Vive le sport au féminin!

1644790_3_fd68_les-athletes-femmes-souffrent-d-un-manque_f1e193740fad96a1ad440690fc08ec52Le 1er février est déclaré ‘Journée internationale du sport féminin’ pour médiatiser davantage les différents sports féminins et le parcours de celles qui sont au plus haut niveau dans leur discipline. Sont mis à l’honneur des sports tels que le football, le rugby et le roller car le sport féminin ne se limite pas à la natation, à la gymnastique et au tennis ! La marraine de cette journée est Laura Flessel-Colovic, championne du monde d’escrime.
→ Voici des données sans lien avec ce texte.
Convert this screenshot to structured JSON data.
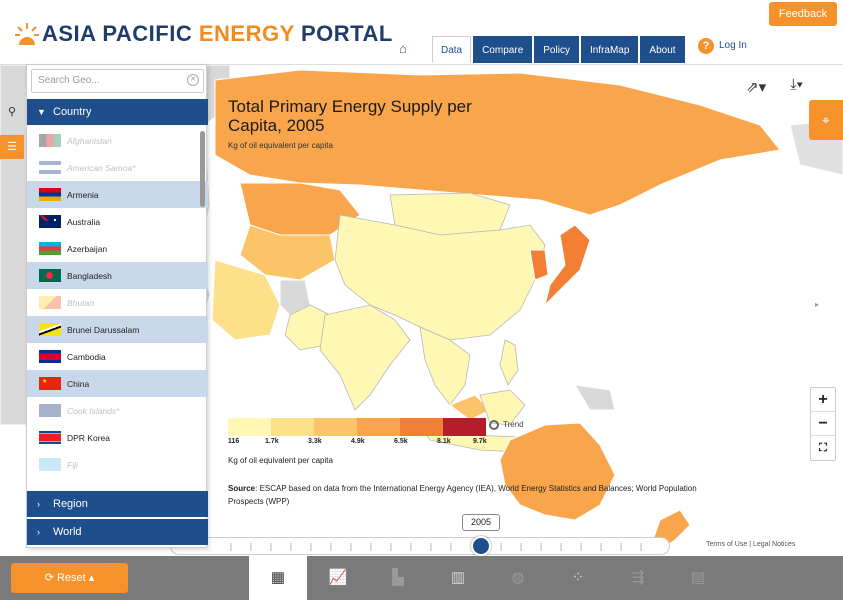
{
  "header": {
    "logo": "ASIA PACIFIC ENERGY PORTAL",
    "logo_parts": [
      "ASIA PACIFIC ",
      "ENERGY",
      " PORTAL"
    ],
    "feedback": "Feedback",
    "tabs": [
      {
        "label": "Data",
        "active": true
      },
      {
        "label": "Compare",
        "active": false
      },
      {
        "label": "Policy",
        "active": false
      },
      {
        "label": "InfraMap",
        "active": false
      },
      {
        "label": "About",
        "active": false
      }
    ],
    "login": "Log In"
  },
  "map": {
    "title": "Total Primary Energy Supply per Capita, 2005",
    "subtitle": "Kg of oil equivalent per capita",
    "legend": {
      "ticks": [
        "116",
        "1.7k",
        "3.3k",
        "4.9k",
        "6.5k",
        "8.1k",
        "9.7k"
      ],
      "colors": [
        "#fff7b4",
        "#fde08a",
        "#fcc468",
        "#f9a54c",
        "#f27f34",
        "#e14e2a",
        "#b81c2c"
      ],
      "unit": "Kg of oil equivalent per capita"
    },
    "trend": "Trend",
    "source_label": "Source",
    "source_text": ": ESCAP based on data from the International Energy Agency (IEA), World Energy Statistics and Balances; World Population Prospects (WPP)",
    "year": "2005",
    "terms": "Terms of Use",
    "legal": "Legal Notices",
    "separator": "|"
  },
  "panel": {
    "search_placeholder": "Search Geo...",
    "country_header": "Country",
    "region_header": "Region",
    "world_header": "World",
    "countries": [
      {
        "name": "Afghanistan",
        "state": "disabled"
      },
      {
        "name": "American Samoa*",
        "state": "disabled"
      },
      {
        "name": "Armenia",
        "state": "selected"
      },
      {
        "name": "Australia",
        "state": "normal"
      },
      {
        "name": "Azerbaijan",
        "state": "normal"
      },
      {
        "name": "Bangladesh",
        "state": "selected"
      },
      {
        "name": "Bhutan",
        "state": "disabled"
      },
      {
        "name": "Brunei Darussalam",
        "state": "selected"
      },
      {
        "name": "Cambodia",
        "state": "normal"
      },
      {
        "name": "China",
        "state": "selected"
      },
      {
        "name": "Cook Islands*",
        "state": "disabled"
      },
      {
        "name": "DPR Korea",
        "state": "normal"
      },
      {
        "name": "Fiji",
        "state": "disabled"
      }
    ]
  },
  "bottom": {
    "reset": "Reset"
  },
  "colors": {
    "accent": "#f5922a",
    "brand": "#1f4e8c",
    "selected_row": "#c8d8ea"
  }
}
Aujourd’hui, seuls 7% des émissions sportives à la télévision sont consacrées au sport féminin. Pourtant 70% des Françaises et Français trouvent que le sport féminin est aussi intéressant que le sport masculin! Non seulement le sport féminin souffre d’un déficit de visibilité, mais la pratique de certains sports est encore majoritairement masculine.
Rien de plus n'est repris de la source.